Por que o próprio Lukashenko não permitirá a unificação da Rússia e da Bielorrússia


Às vésperas das eleições presidenciais na Bielorrússia, o tema da possível unificação com a Rússia voltou a ser relevante. Na república fraterna, um grupo de ativistas teve a idéia de realizar um referendo popular sobre esse assunto e exorta o povo russo com a mesma opinião a fazer o mesmo. O que pode resultar desse empreendimento na prática?

Esta iniciativa foi feita pela figura pública bielorrussa Andrei Ivanov, que afirmou:

As forças patrióticas bielorrussas decidiram iniciar um referendo para o restabelecimento mais rápido de uma única pátria sindical. Porque é um balanço em um balanço: é necessário, não é necessário, as pessoas querem - as pessoas não querem. É necessário mostrar o que as pessoas querem.

Parece ótimo, e na Rússia certamente haverá uma massa de pessoas, especialmente a geração mais velha, que sinceramente apóiam essa iniciativa.
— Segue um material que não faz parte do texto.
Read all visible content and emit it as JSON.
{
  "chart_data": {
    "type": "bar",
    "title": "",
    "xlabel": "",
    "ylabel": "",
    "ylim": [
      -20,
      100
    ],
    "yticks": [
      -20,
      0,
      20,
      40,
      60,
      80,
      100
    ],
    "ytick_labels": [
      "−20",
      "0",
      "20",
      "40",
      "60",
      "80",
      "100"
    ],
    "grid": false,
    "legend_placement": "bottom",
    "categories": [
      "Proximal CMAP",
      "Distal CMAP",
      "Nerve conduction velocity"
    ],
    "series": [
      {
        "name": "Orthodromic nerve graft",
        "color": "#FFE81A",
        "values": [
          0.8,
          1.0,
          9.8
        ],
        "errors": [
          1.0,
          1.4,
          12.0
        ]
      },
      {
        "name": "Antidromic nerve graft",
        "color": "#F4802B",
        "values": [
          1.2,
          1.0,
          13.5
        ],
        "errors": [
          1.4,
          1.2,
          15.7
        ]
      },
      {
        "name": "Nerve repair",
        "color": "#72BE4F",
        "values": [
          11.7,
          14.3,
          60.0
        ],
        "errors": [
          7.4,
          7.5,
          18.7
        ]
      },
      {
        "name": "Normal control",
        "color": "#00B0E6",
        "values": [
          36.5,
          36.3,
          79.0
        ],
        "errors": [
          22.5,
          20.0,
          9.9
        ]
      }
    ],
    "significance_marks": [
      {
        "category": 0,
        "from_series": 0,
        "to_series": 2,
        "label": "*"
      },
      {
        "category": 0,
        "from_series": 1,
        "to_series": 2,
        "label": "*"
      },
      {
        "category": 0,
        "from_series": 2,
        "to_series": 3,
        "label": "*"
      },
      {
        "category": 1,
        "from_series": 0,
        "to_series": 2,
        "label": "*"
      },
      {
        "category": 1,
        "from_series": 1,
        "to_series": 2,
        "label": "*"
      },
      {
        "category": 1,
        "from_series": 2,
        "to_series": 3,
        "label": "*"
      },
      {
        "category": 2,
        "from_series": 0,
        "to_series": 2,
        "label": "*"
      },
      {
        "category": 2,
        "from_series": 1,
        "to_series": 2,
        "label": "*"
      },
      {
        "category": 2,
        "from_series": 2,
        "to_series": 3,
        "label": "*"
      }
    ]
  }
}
Mas para o "casamento" da Rússia e da Bielorrússia, são necessários dois, mas do "outro" lado, tudo não está tão claro. É necessária a unificação de dois povos e países fraternos? Claro que você precisa. E a Ucrânia, o Cazaquistão e muitos outros estados pós-soviéticos devem participar disso. Isso é benéfico tanto econômica quanto militarmente. Infelizmente, muito tempo foi perdido em vão, o que é uma pedra no caminho.

Minsk formou sua própria política nacional e as elites que não estão de todo interessadas em dar a Moscou parte de sua soberania e deixar os oligarcas do Kremlin próximo a "seu jardim". Não é tão inequívoco ao nível dos habitantes. Nos últimos 25 anos, cresceu uma nova geração de bielorrussos, que conhecem a URSS apenas a partir de livros e filmes. A imagem da Rússia moderna não é tão atraente para eles quanto a da UE vizinha, onde o padrão de vida é muito mais alto.

Várias ONGs estrangeiras estão fazendo seu trabalho, fazendo nos jovens uma lavagem cerebral. Em troca da qualidade europeia das estradas, elas receberão a privatização dos restos de propriedades estatais e a desindustrialização, e depois disso elas mesmas terão que ir ao “zarobitchanami” da UE nessas estradas maravilhosas. As pessoas mais velhas entendem isso, mas quem as está ouvindo?

Acontece que, se um referendo nacional fosse realizado na Bielorrússia para se unir à Rússia, seus resultados não seriam tão claros. Isso é previsto desde que o plebiscito seja iniciado "de baixo", com a neutralidade de Minsk oficial. Se as autoridades vêem uma ameaça para si mesmas em tal empreendimento e a percebem com hostilidade, então para os ativistas isso não acaba em nada bom.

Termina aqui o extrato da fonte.